You might also appreciate understanding the relationship between the slope \(b\) and the sample correlation coefficient \(r\). Then, we try to represent all the marked points as a straight line or a linear equation. The equation of such a line is obtained with the help of the Least Square method. This is done to get the value of the dependent variable for an independent variable for which the value was initially unknown.

Least Squares Estimates

The are some cool physics at play, involving the relationship between force and the energy needed to pull a spring a given distance. It turns out that minimizing the overall energy in the springs is equivalent to fitting a regression line using the method of least squares. Imagine that you’ve plotted some data using a scatterplot, and that you fit a line for the mean of Y through the data.
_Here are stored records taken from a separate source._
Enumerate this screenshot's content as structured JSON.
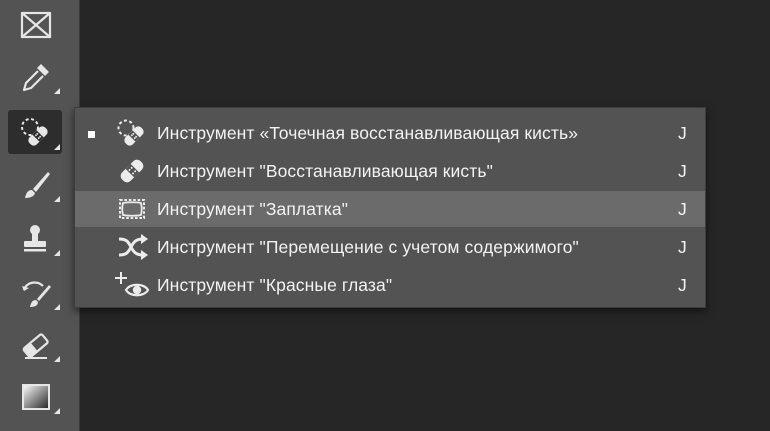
{
  "toolbar": {
    "tools": [
      {
        "name": "frame-tool",
        "icon": "frame-icon",
        "has_submenu": false,
        "active": false
      },
      {
        "name": "eyedropper-tool",
        "icon": "eyedropper-icon",
        "has_submenu": true,
        "active": false
      },
      {
        "name": "spot-healing-brush-tool",
        "icon": "spot-healing-brush-icon",
        "has_submenu": true,
        "active": true
      },
      {
        "name": "brush-tool",
        "icon": "brush-icon",
        "has_submenu": true,
        "active": false
      },
      {
        "name": "clone-stamp-tool",
        "icon": "stamp-icon",
        "has_submenu": true,
        "active": false
      },
      {
        "name": "history-brush-tool",
        "icon": "history-brush-icon",
        "has_submenu": true,
        "active": false
      },
      {
        "name": "eraser-tool",
        "icon": "eraser-icon",
        "has_submenu": true,
        "active": false
      },
      {
        "name": "gradient-tool",
        "icon": "gradient-icon",
        "has_submenu": true,
        "active": false
      }
    ]
  },
  "flyout": {
    "items": [
      {
        "label": "Инструмент «Точечная восстанавливающая кисть»",
        "shortcut": "J",
        "icon": "spot-healing-brush-icon",
        "selected": true,
        "hovered": false
      },
      {
        "label": "Инструмент \"Восстанавливающая кисть\"",
        "shortcut": "J",
        "icon": "healing-brush-icon",
        "selected": false,
        "hovered": false
      },
      {
        "label": "Инструмент \"Заплатка\"",
        "shortcut": "J",
        "icon": "patch-icon",
        "selected": false,
        "hovered": true
      },
      {
        "label": "Инструмент \"Перемещение с учетом содержимого\"",
        "shortcut": "J",
        "icon": "content-aware-move-icon",
        "selected": false,
        "hovered": false
      },
      {
        "label": "Инструмент \"Красные глаза\"",
        "shortcut": "J",
        "icon": "red-eye-icon",
        "selected": false,
        "hovered": false
      }
    ]
  },
  "colors": {
    "canvas_bg": "#262626",
    "panel_bg": "#535353",
    "hover_bg": "#6b6b6b",
    "text": "#f3f3f3"
  }
}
It is a generalization of Deming regression and also of orthogonal regression, and can be applied to both linear and non-linear models. The objective of OLS is to find the values of \beta_0, \beta_1, \ldots, \beta_p that minimize the sum of squared residuals (errors) between gross pay vs net pay the actual and predicted values. Least squares regression analysis or linear regression method is deemed to be the most accurate and reliable method to divide the company’s mixed cost into its fixed and variable cost components. This is because this method takes into account all the data points plotted on a graph at all activity levels which theoretically draws a best fit line of regression.

Example

These properties underpin the use of the method of least squares for all types of data fitting, even when the assumptions are not strictly valid. Econometric models often rely on Least Squares regression to analyze relationships between economic variables and to forecast future trends based on historical data. Where \(y\) is the dependent variable, \(x\) is the independent variable, \(m\) is the slope, and \(q\) is the intercept.
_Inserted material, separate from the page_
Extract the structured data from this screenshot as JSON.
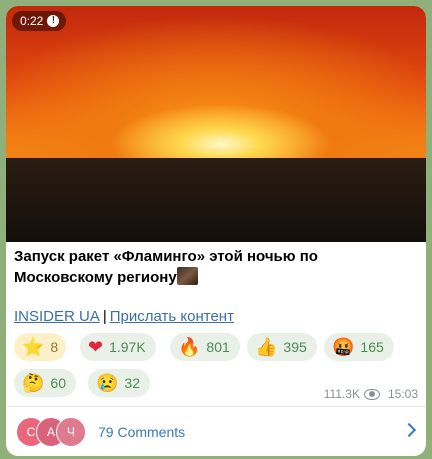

This suggests that the relationship between training hours and sales performance is nonlinear, which is a critical insight for further analysis. This method, the method of least squares, finds values of the intercept and slope coefficient that minimize the sum of the squared errors. It helps us predict results based on an existing set of data as well as clear anomalies in our data. Anomalies are values that are too good, or bad, to be true or that represent rare cases. The least-square regression helps in calculating the best fit line of the set of data from both the activity levels and corresponding total costs.

This process often involves the least squares method to determine the best fit regression line, which can then be utilized for making predictions. In analyzing the relationship between weekly training hours and sales performance, we can utilize the least squares regression line to determine if a linear model is appropriate for the data. The process begins by entering the data into a graphing calculator, where the training hours are represented as the independent variable (x) and sales performance as the dependent variable (y).